As part of deploying the Metaflow UI we’ll want to create a replica of our Postgres metadata DB to ensure the UI is isolated from the core Metaflow runtime.
To do this, we’ll create and configure a logical replica from a snapshot of the Metaflow metadata service. Lots of credit to the Instacart tech blog post in the references that was heavily used for this.
Caveat/Caution per Romain Cledat from the Netflix Metaflow team:
Great @russell; very nicely done and exactly what I did within Netflix. I would add though that it is not the recommended way to start a replica (from a snapshot) and if your DB is not super large, it may be best to start from scratch (takes a little longer since all tables have to sync) but is potentially safer. See here for some caveats: https://ardentperf.com/2021/07/26/postgresql-logical-replicas-and-snapshots-proceed-carefully/. That said, I didn’t have a choice and did do what you mention here and it worked fine; I did double check to make sure that all tables were continuous (ie: no missing data) at the end.

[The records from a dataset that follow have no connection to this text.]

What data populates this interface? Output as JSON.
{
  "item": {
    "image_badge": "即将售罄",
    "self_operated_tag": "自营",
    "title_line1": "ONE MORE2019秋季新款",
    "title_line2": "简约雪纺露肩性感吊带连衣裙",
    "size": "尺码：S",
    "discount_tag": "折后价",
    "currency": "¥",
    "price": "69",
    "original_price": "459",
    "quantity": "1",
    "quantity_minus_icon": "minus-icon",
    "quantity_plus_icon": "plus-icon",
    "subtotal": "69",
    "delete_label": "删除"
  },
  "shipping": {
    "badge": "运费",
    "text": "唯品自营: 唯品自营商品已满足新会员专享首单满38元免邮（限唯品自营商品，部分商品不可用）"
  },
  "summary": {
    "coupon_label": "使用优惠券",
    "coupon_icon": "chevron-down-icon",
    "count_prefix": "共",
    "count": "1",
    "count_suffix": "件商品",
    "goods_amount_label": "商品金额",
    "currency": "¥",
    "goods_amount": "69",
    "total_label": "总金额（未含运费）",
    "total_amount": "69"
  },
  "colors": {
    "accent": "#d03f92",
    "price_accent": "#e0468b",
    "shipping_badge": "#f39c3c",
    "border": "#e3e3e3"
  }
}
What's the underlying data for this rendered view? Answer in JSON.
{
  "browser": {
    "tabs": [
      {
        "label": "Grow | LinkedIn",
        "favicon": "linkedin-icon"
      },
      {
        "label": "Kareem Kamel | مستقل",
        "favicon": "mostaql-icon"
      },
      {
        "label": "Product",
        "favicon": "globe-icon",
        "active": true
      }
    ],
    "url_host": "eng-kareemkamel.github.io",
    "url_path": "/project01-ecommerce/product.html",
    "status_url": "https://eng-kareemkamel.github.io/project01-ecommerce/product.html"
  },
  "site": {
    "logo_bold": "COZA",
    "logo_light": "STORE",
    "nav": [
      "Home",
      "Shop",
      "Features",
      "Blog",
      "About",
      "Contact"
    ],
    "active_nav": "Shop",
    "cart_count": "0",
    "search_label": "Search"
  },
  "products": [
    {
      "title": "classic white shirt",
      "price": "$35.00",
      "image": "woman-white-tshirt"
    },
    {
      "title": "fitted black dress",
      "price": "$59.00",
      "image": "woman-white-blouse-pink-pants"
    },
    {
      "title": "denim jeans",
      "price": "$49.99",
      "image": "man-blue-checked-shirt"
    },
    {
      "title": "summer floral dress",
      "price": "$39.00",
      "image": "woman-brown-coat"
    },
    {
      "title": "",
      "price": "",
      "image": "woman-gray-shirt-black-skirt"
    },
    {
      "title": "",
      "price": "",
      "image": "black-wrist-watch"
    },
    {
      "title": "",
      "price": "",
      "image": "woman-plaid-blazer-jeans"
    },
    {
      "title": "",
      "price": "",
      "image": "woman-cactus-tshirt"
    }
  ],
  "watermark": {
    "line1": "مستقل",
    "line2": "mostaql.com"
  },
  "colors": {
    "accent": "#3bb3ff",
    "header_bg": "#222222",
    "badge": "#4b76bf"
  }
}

Diagrams stolen from the Metaflow UI release presentation.
In the simple model, the UI service is deployed as a separate, standalone container to have strong isolation between the UI and the underlying metadata service. This helps ensure that the UI service cannot have adverse effects on the core Metaflow runtime.
Both containers having a shared DB is great for getting realtime updates in the UI, however that has its own set of risks. If a bunch of people use the UI at once, it can ramp up the number of queries to the DB. Similarly, someone could run an expensive query over a broad time range while navigating the UI or interacting with a large number of artifacts – degrading the performance of the DB.
Me playing around with the UI while still using a t2.small primary DB for everything.
To be super paranoid and have even stronger guarantees that the UI cannot adversely affect the core Metaflow runtime, a logical replica can be made to receive a stream of all the changes from the primary DB into a replica which the UI service will connect to instead.